3.1.2 Stochastic Gradient Descent with Experience Replay

在这里插入图片描述

用least-square去拟合值函数，解决frozenlake的问题

数据集采集的方法，数据采集策略的选择对学习结果至关重要。如果数据集没有足够的多样性或没有充分探索状态空间，那么学到的策略可能会受到限制。这就是为什么在数据采集阶段，一种平衡探索和利用的策略可能是更好的选择。
- 随机策略：在这种策略下，智能体在每个状态下都随机选择动作。这种策略可以确保环境的充分探索，但可能无法充分利用已学到的知识。
- 贪心策略: 这种策略下，智能体始终选择具有最高估计动作值的动作。这种策略充分利用了已学到的知识，但可能在探索方面不足。
- ε-贪心策略: 这是一种介于随机策略和贪心策略之间的策略。在这种策略下，智能体以1-ε的概率选择具有最高估计动作值的动作，以ε的概率随机选择动作。
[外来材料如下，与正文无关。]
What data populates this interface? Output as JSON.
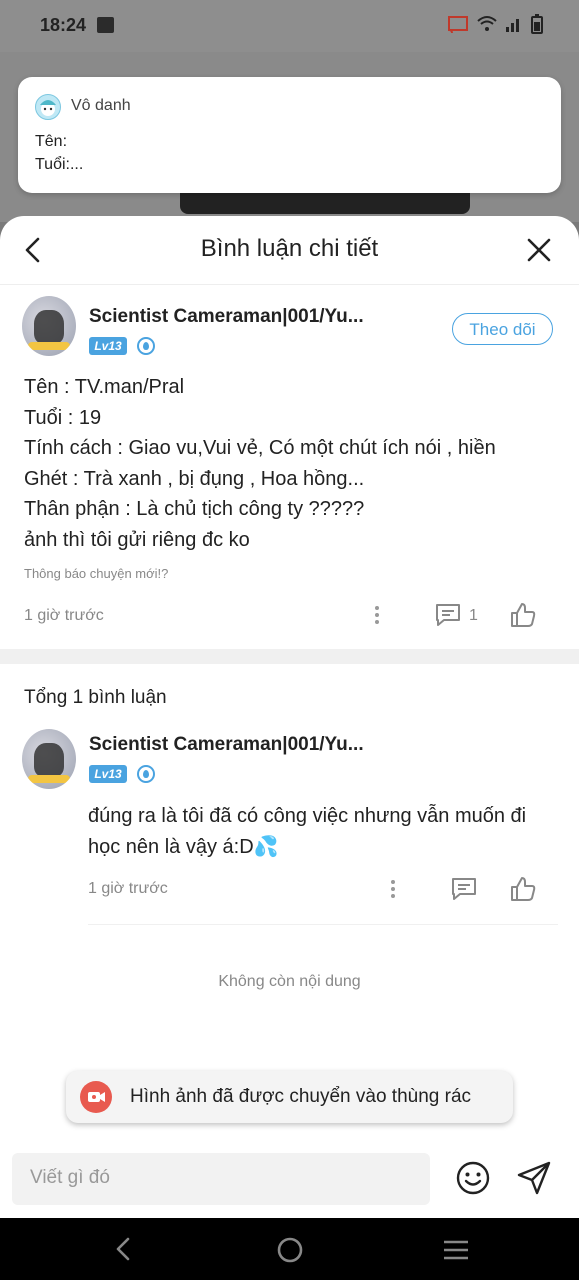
{
  "status_bar": {
    "time": "18:24"
  },
  "notification": {
    "sender": "Vô danh",
    "line1": "Tên:",
    "line2": "Tuổi:..."
  },
  "sheet": {
    "title": "Bình luận chi tiết"
  },
  "post": {
    "username": "Scientist Cameraman|001/Yu...",
    "level": "Lv13",
    "follow_label": "Theo dõi",
    "lines": [
      "Tên : TV.man/Pral",
      "Tuổi : 19",
      "Tính cách : Giao vu,Vui vẻ, Có một chút ích nói , hiền",
      "Ghét : Trà xanh , bị đụng , Hoa hồng...",
      "Thân phận : Là chủ tịch công ty ?????",
      "ảnh thì tôi gửi riêng đc ko"
    ],
    "hint": "Thông báo chuyện mới!?",
    "time": "1 giờ trước",
    "comment_count": "1"
  },
  "comments": {
    "total_label": "Tổng 1 bình luận",
    "items": [
      {
        "username": "Scientist Cameraman|001/Yu...",
        "level": "Lv13",
        "text": "đúng ra là tôi đã có công việc nhưng vẫn muốn đi học nên là vậy á:D💦",
        "time": "1 giờ trước"
      }
    ],
    "no_more": "Không còn nội dung"
  },
  "toast": {
    "text": "Hình ảnh đã được chuyển vào thùng rác"
  },
  "composer": {
    "placeholder": "Viết gì đó"
  },
  "colors": {
    "accent": "#4aa3e0",
    "toast_icon": "#e85a4f"
  }
}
这种策略在探索和利用之间进行权衡。
- 其他探索策略: 还有许多其他探索策略，如 UCB（Upper Confidence Bound）算法，它基于置信区间来平衡探索和利用。这些方法通常用于在线学习设置，但也可以用于生成数据集。
目标值：target = reward + gamma * np.max(next_q_values)
状态向量：这个里面采用的是，执行了动作，设置状态向量对应值为1

import numpy as np
import gym

def state_action_to_feature_vector(state, action, num_states, num_actions):
    feature_vector = np.zeros(num_states * num_actions)
    feature_vector[state * num_actions + action] = 1
    return feature_vector

env = gym.make('FrozenLake-v1')
num_states = env.observation_space.n
num_actions = env.action_space.n

theta = np.zeros(num_states * num_actions)

num_episodes = 5000
alpha = 0.01
gamma = 0.99
epsilon = 0.1

# Collect a dataset of state-action pairs, rewards, and next states.
dataset = []
for episode in range(num_episodes):
    state = env.reset()
    done = False

    while not done:
        action = env.action_space.sample()
        next_state, reward, done, _ = env.step(action)
        dataset.append((state, action, reward, next_state))
        state = next_state

# Perform least squares fitting.
X = np.array([state_action_to_feature_vector(s, a, num_states, num_actions) for s, a, r, next_s in dataset])
y = np.array([r + gamma * np.max([np.dot(theta, state_action_to_feature_vector(next_s, next_a, num_states, num_actions)) for next_a in range(num_actions)]) if not done else r for s, a, r, next_s in dataset])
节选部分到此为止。